Meconium Influences Pulmonary Short-Chain Fatty Acid Concentration in Porcine Meconium Aspiration Model

Abstract

Introduction: The factors influencing meconium aspiration syndrome (MAS) severity remain poorly understood. In a piglet model of MAS, we hypothesized the respiratory microbiome would reflect the bacterial signature of meconium with short-chain fatty acid (SCFA) accumulation as a byproduct of bacterial fermentation.

Methods: Cesarean section at approximately 115-day term was performed on two sows. Male (9) and female (3) piglets were delivered, instrumented, anesthetized, and randomized into a Control (n = 6) or MAS group (n = 6). MAS received a meconium slurry (3 mL/kg) aspiration injury. Experimental animals were monitored continuously, ventilated, and resuscitated for 24 h. BALF was collected for 16S microbiome sequencing and SCFA analysis by gas chromatography. Effects of SCFAs on A549 alveolar pulmonary epithelial in vitro cell viability and inflammation were assessed.

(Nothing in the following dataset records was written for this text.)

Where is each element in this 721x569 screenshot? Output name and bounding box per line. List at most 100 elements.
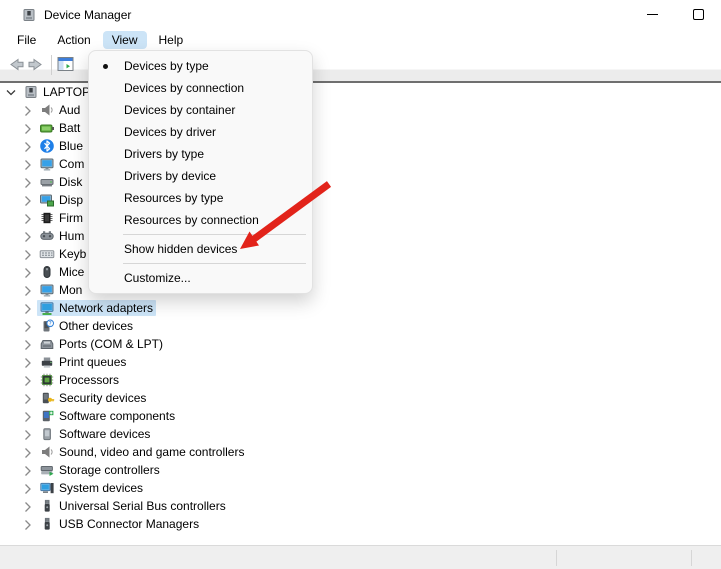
chevron-right-icon[interactable] <box>20 247 34 261</box>
menu-file[interactable]: File <box>8 31 45 49</box>
tree-row-content[interactable]: System devices <box>37 480 146 496</box>
tree-row-content[interactable]: Print queues <box>37 354 129 370</box>
chevron-right-icon[interactable] <box>20 283 34 297</box>
chevron-right-icon[interactable] <box>20 301 34 315</box>
tree-row-content[interactable]: Security devices <box>37 390 149 406</box>
tree-label: System devices <box>59 481 143 495</box>
tree-row[interactable]: ?Other devices <box>0 317 721 335</box>
maximize-icon <box>693 9 704 20</box>
tree-row[interactable]: Print queues <box>0 353 721 371</box>
tree-row-content[interactable]: Processors <box>37 372 122 388</box>
show-console-tree-button[interactable] <box>57 56 77 73</box>
view-menu-item[interactable]: Devices by container <box>89 99 312 121</box>
chevron-right-icon[interactable] <box>20 373 34 387</box>
chevron-right-icon[interactable] <box>20 481 34 495</box>
chevron-right-icon[interactable] <box>20 409 34 423</box>
tree-row[interactable]: Sound, video and game controllers <box>0 443 721 461</box>
device-manager-icon <box>21 7 37 23</box>
tree-row[interactable]: Software devices <box>0 425 721 443</box>
menu-item-label: Customize... <box>124 271 191 285</box>
audio-icon <box>39 444 55 460</box>
forward-button[interactable] <box>27 56 47 73</box>
tree-label: Blue <box>59 139 83 153</box>
view-menu-item[interactable]: Drivers by device <box>89 165 312 187</box>
tree-row[interactable]: Security devices <box>0 389 721 407</box>
view-menu-item[interactable]: Resources by connection <box>89 209 312 231</box>
chevron-right-icon[interactable] <box>20 139 34 153</box>
tree-row[interactable]: Network adapters <box>0 299 721 317</box>
chevron-right-icon[interactable] <box>20 121 34 135</box>
tree-row-content[interactable]: Software devices <box>37 426 153 442</box>
chevron-right-icon[interactable] <box>20 391 34 405</box>
status-bar <box>0 545 721 569</box>
chevron-right-icon[interactable] <box>20 445 34 459</box>
chevron-right-icon[interactable] <box>20 229 34 243</box>
menu-item-label: Show hidden devices <box>124 242 237 256</box>
tree-row[interactable]: System devices <box>0 479 721 497</box>
tree-row-content[interactable]: Mon <box>37 282 85 298</box>
back-button[interactable] <box>5 56 25 73</box>
chevron-right-icon[interactable] <box>20 211 34 225</box>
chevron-right-icon[interactable] <box>20 103 34 117</box>
tree-label: Ports (COM & LPT) <box>59 337 163 351</box>
menu-item-label: Devices by connection <box>124 81 244 95</box>
tree-label: Disk <box>59 175 82 189</box>
view-menu-item[interactable]: Devices by driver <box>89 121 312 143</box>
tree-row[interactable]: Storage controllers <box>0 461 721 479</box>
chevron-right-icon[interactable] <box>20 193 34 207</box>
tree-row-content[interactable]: Sound, video and game controllers <box>37 444 247 460</box>
tree-row-content[interactable]: Keyb <box>37 246 89 262</box>
tree-row-content[interactable]: LAPTOP <box>21 84 93 100</box>
tree-row-content[interactable]: Storage controllers <box>37 462 163 478</box>
minimize-button[interactable] <box>629 0 675 29</box>
tree-row-selected-content[interactable]: Network adapters <box>37 300 156 316</box>
tree-row[interactable]: Universal Serial Bus controllers <box>0 497 721 515</box>
tree-label: Print queues <box>59 355 126 369</box>
menu-separator <box>123 263 306 264</box>
tree-row-content[interactable]: ?Other devices <box>37 318 136 334</box>
storage-icon <box>39 462 55 478</box>
tree-row-content[interactable]: Com <box>37 156 87 172</box>
tree-row[interactable]: Processors <box>0 371 721 389</box>
monitor-icon <box>39 156 55 172</box>
chevron-right-icon[interactable] <box>20 355 34 369</box>
tree-row-content[interactable]: Universal Serial Bus controllers <box>37 498 229 514</box>
chevron-down-icon[interactable] <box>4 85 18 99</box>
menu-action[interactable]: Action <box>48 31 99 49</box>
chevron-right-icon[interactable] <box>20 265 34 279</box>
chevron-right-icon[interactable] <box>20 499 34 513</box>
view-menu-item[interactable]: Devices by connection <box>89 77 312 99</box>
tree-row-content[interactable]: Aud <box>37 102 83 118</box>
menu-help[interactable]: Help <box>150 31 193 49</box>
view-menu-item[interactable]: Customize... <box>89 267 312 289</box>
chevron-right-icon[interactable] <box>20 337 34 351</box>
view-menu-item[interactable]: Resources by type <box>89 187 312 209</box>
maximize-button[interactable] <box>675 0 721 29</box>
tree-row-content[interactable]: Batt <box>37 120 83 136</box>
tree-row-content[interactable]: Disk <box>37 174 85 190</box>
tree-row-content[interactable]: Disp <box>37 192 86 208</box>
menu-view[interactable]: View <box>103 31 147 49</box>
tree-row-content[interactable]: Ports (COM & LPT) <box>37 336 166 352</box>
tree-row[interactable]: Ports (COM & LPT) <box>0 335 721 353</box>
view-menu-item[interactable]: Show hidden devices <box>89 238 312 260</box>
tree-row-content[interactable]: Software components <box>37 408 178 424</box>
view-menu-item[interactable]: Devices by type <box>89 55 312 77</box>
chevron-right-icon[interactable] <box>20 517 34 531</box>
chevron-right-icon[interactable] <box>20 463 34 477</box>
tree-row-content[interactable]: Firm <box>37 210 86 226</box>
tree-row-content[interactable]: Mice <box>37 264 87 280</box>
menu-item-label: Devices by type <box>124 59 209 73</box>
chevron-right-icon[interactable] <box>20 319 34 333</box>
chevron-right-icon[interactable] <box>20 427 34 441</box>
view-menu-item[interactable]: Drivers by type <box>89 143 312 165</box>
chevron-right-icon[interactable] <box>20 157 34 171</box>
tree-label: Mon <box>59 283 82 297</box>
tree-row-content[interactable]: Hum <box>37 228 87 244</box>
tree-row[interactable]: Software components <box>0 407 721 425</box>
tree-row-content[interactable]: Blue <box>37 138 86 154</box>
tree-row[interactable]: USB Connector Managers <box>0 515 721 533</box>
tree-row-content[interactable]: USB Connector Managers <box>37 516 202 532</box>
chevron-right-icon[interactable] <box>20 175 34 189</box>
tree-label: Storage controllers <box>59 463 160 477</box>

Results: The MAS group had significantly higher fluid and vasopressor requirements than the Control group (p < 0.05) though both groups developed lung injury. The meconium microbiome demonstrated a difference in genus proportions as compared with the BALF of the Control and MAS groups. The MAS group had a relative increase in propionic acid-forming bacteria and higher BALF concentrations of propionic acid (0.6 ± 0.2 mmol/kg) than the Control group (0.2 ± 0.2 mmol/kg; p > 0.05). Propionic acid was associated with decreased pulmonary epithelial cell viability and an upregulated pro-inflammatory response.

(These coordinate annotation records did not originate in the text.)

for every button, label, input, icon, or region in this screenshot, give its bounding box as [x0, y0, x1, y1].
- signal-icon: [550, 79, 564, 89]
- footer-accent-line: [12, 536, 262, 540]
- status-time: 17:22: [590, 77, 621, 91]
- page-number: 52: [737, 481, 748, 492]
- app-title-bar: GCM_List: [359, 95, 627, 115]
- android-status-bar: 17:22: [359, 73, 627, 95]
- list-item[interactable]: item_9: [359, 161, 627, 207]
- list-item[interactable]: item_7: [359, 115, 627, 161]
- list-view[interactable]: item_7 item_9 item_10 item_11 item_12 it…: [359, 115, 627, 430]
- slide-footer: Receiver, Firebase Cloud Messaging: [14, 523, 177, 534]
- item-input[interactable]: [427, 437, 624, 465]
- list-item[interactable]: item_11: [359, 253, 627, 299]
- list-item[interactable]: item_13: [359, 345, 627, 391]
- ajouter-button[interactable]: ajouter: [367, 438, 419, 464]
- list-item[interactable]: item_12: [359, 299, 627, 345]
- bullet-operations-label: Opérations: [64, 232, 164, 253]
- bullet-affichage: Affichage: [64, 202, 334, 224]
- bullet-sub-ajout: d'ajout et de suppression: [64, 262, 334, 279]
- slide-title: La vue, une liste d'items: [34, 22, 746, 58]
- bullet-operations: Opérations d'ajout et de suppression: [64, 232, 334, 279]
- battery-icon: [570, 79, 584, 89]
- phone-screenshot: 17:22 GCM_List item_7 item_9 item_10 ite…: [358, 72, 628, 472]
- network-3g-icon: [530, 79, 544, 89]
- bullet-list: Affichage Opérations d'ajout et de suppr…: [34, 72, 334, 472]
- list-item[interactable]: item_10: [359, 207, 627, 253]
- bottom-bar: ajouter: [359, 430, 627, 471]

Conclusions: Meconium may host a microbiome with byproducts that interact with the pulmonary epithelium and influence lung injury severity in MAS.

Keywords: Meconium aspiration syndrome; Microbiome; Propionic acid; Short-chain fatty acids.

Fig. 1.

Hemodynamics. Comparison of heart rate (a), mean arterial pressure (b), fluid (c), and vasopressor requirements (d) in the Control group (red) with no injury and the MAS group (blue; n = 6 per group). BL, baseline; T0, represents timepoint just after injury in the MAS group with recordings reported every 4 h until the experiment end (T24).

Fig. 2.

Lung histology with meconium aspiration syndrome. Control group at lower-power (5×; a) and higher-power (10×; b) magnification demonstrating open bronchioles and minimal atelectasis in histopathology with hematoxylin-eosin staining. MAS group at lower-power (5×; c) magnification demonstrating meconium plugs (sepia) in bronchiole with alveolar collapse in the associated lobule and higher-power (10×; d) magnification demonstrating distal alveolar duct meconium plug with associated atelectasis.

Fig. 3.

Microbiome. a Boxplot of α-diversity clusters of all samples. Bottom and top whiskers represent the minimum and maximum values. Box represents first and third quartile. Line within max is the median value. b The three eliminated samples due to contaminants (dark gray) had the lowest Shannon index as compared with meconium (medium gray) and the remaining samples including control samples and piglet BALF (light gray). c Microbial proportion by genus in the ventilator circuit (n = 5 samples) compared with meconium (n = 8 samples), Control animals mechanically ventilated for 24 h (n = 6), and animals that underwent a meconium aspiration injury (MAS; n = 6). Bacteria known to yield propionic acid fermentation byproducts are demarcated in yellow. The Naïve group did not demonstrate any microbial presence and so was not included.

Fig. 4.

SCFA quantified from bronchoalveolar lavage fluid (BALF). Acetic acid (a), isobutyric acid (b), propionic acid (c), and butyric acid (d) in BALF from Naïve animals (sacrificed immediately after birth; n = 6 samples), Control animals (ventilated for 24 h; n = 6), and animals with meconium aspiration injury (MAS; n = 6). Data reported as mean ± SEM. *p < 0.05 versus all other groups.

Fig. 5.

Inflammatory effect and viability of alveolar pulmonary epithelial cells with SCFA exposure. Pulmonary alveolar epithelial cells were cultured in a 96-well plate with acetic acid (0.1–100 mm), isobutyric acid (0.01–10 mm), and propionic acid (0.05–50 mm) for 24 h in serum-free media to determine cell viability by MTT assay (a). The culture media were collected for the determination of TNF-α (b), IL-1β (c), IL-6 (d), and HMGB-1 (e) by ELISA. Data reported as mean ± SEM, n = 4–6/group. *p < 0.05 vs. control (0 mm).